In the Conclusion to the first edition of this book I invoked the idea of Salman Rushdie as a ‘pilgrim of the imagination’, contrasting the commitments of fiction to other kinds of commitment in the world. I reproduce one page of this argument here.
But the engagement of fiction belongs to another order – to our imaginative conditioning rather than to our actual conditions, to what Shelley called ‘the primary laws of our nature’ rather than to the law of the land (or the laws of another land). And here Rushdie's accomplishment is both more perplexing and more profound, and of more enduring value.
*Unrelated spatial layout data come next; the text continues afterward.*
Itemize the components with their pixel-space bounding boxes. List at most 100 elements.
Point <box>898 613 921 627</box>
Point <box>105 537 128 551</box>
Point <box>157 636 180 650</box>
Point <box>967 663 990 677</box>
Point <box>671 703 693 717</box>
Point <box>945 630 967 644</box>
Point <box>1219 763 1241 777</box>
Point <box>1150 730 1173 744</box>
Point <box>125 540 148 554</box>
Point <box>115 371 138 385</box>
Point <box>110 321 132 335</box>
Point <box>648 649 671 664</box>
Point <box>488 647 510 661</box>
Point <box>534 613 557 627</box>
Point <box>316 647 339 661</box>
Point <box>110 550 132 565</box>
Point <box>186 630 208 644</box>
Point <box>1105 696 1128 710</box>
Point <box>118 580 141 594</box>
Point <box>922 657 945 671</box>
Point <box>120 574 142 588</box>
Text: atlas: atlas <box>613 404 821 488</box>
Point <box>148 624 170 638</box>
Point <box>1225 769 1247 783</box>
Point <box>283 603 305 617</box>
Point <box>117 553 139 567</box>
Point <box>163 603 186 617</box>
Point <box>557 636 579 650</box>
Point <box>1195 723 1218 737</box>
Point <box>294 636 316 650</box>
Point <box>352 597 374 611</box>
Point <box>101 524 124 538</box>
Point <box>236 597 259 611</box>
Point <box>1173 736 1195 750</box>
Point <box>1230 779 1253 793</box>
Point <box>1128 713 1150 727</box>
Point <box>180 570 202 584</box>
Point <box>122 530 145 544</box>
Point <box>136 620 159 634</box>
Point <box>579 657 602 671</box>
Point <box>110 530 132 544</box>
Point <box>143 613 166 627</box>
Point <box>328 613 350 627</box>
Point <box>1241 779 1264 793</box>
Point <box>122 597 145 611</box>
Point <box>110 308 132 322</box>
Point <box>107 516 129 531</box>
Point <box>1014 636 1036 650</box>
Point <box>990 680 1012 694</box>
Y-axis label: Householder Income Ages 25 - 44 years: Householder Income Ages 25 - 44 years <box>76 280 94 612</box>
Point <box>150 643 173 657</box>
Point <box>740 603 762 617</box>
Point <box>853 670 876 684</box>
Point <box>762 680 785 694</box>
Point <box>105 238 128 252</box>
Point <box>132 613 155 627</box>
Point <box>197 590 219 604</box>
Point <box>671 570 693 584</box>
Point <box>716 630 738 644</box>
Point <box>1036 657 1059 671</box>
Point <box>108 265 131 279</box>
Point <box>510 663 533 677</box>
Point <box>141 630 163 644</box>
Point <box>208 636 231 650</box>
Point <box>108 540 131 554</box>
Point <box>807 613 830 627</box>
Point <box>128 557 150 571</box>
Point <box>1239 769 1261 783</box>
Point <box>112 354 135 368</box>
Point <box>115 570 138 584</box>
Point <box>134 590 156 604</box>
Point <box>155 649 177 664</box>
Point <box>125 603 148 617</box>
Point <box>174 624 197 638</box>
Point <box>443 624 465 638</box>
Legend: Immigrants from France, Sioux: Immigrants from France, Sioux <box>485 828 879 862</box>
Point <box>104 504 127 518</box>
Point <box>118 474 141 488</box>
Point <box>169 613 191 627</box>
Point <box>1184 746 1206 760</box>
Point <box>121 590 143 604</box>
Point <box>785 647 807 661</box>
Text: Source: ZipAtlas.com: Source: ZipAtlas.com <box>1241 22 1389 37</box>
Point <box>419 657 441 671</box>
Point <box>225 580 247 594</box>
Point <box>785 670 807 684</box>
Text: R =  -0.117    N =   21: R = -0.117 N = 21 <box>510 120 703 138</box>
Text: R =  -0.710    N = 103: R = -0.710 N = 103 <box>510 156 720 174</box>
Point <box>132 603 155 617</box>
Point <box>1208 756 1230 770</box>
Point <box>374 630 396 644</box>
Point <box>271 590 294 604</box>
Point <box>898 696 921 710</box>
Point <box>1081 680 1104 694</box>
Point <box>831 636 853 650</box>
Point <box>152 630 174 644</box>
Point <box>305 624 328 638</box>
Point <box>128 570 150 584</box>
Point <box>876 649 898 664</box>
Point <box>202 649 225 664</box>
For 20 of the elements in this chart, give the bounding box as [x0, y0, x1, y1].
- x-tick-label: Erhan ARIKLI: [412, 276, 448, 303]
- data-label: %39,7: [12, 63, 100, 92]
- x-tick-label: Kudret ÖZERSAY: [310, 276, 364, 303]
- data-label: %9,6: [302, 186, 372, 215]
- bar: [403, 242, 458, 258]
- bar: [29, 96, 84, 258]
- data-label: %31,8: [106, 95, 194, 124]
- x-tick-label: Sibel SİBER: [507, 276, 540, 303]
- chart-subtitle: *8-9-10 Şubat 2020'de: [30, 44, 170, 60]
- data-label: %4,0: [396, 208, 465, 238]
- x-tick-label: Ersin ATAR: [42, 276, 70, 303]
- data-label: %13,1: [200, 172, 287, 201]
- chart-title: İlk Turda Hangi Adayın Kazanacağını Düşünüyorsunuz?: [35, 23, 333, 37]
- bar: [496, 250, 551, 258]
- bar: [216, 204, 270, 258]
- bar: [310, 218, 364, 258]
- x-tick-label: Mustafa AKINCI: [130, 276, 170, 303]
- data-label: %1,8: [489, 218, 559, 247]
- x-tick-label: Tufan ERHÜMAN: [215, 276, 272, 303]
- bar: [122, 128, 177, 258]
In everything he has written, from Grimus to The Moor's Last Sigh, Rushdie has explored on our behalf the hazards of being human, the limits of our human nature, as far as fiction can fathom it; and then beyond, into the intimations that lie beyond story itself in the very ground of our mental activity, among the archetypal prefigurings of being.
As Ayesha led her pilgrims to Mecca, through the waters of the Arabian Sea (was it to death, or resurrection?), we should perhaps regard Salman Rushdie himself as a pilgrim of the imagination, and reach each of his novels as a stage in that pilgrimage. Flapping Eagle is a pilgrim through the levels of reality he encounters on Calf Island; Saleem Sinai leads the imaginative pilgrimage of the midnight children into modern India; Omar Khayyam Shakil is a peripheral pilgrim on the penitential journey of Pakistan. The Satanic Verses is an over-determined pilgrimage: from the vision of the founding of Islam to the literal pilgrimage of Ayesha, from the freefall metamorphosis ‘even unto death’ of Gibreel Farishta to the painful process of personal change that has to be endured by Saladin Chamcha before he can return to life, everything in this novel confirms that the transformation of life can be achieved only through travail. In the same spirit, Haroun takes his father on the healing voyage to the spring of storytelling. Rushdie's short stories involve several pilgrims, from Columbus as pilgrim-in-waiting in Spain to modern migrants making (or failing to make) their difficult way in different corners of the world.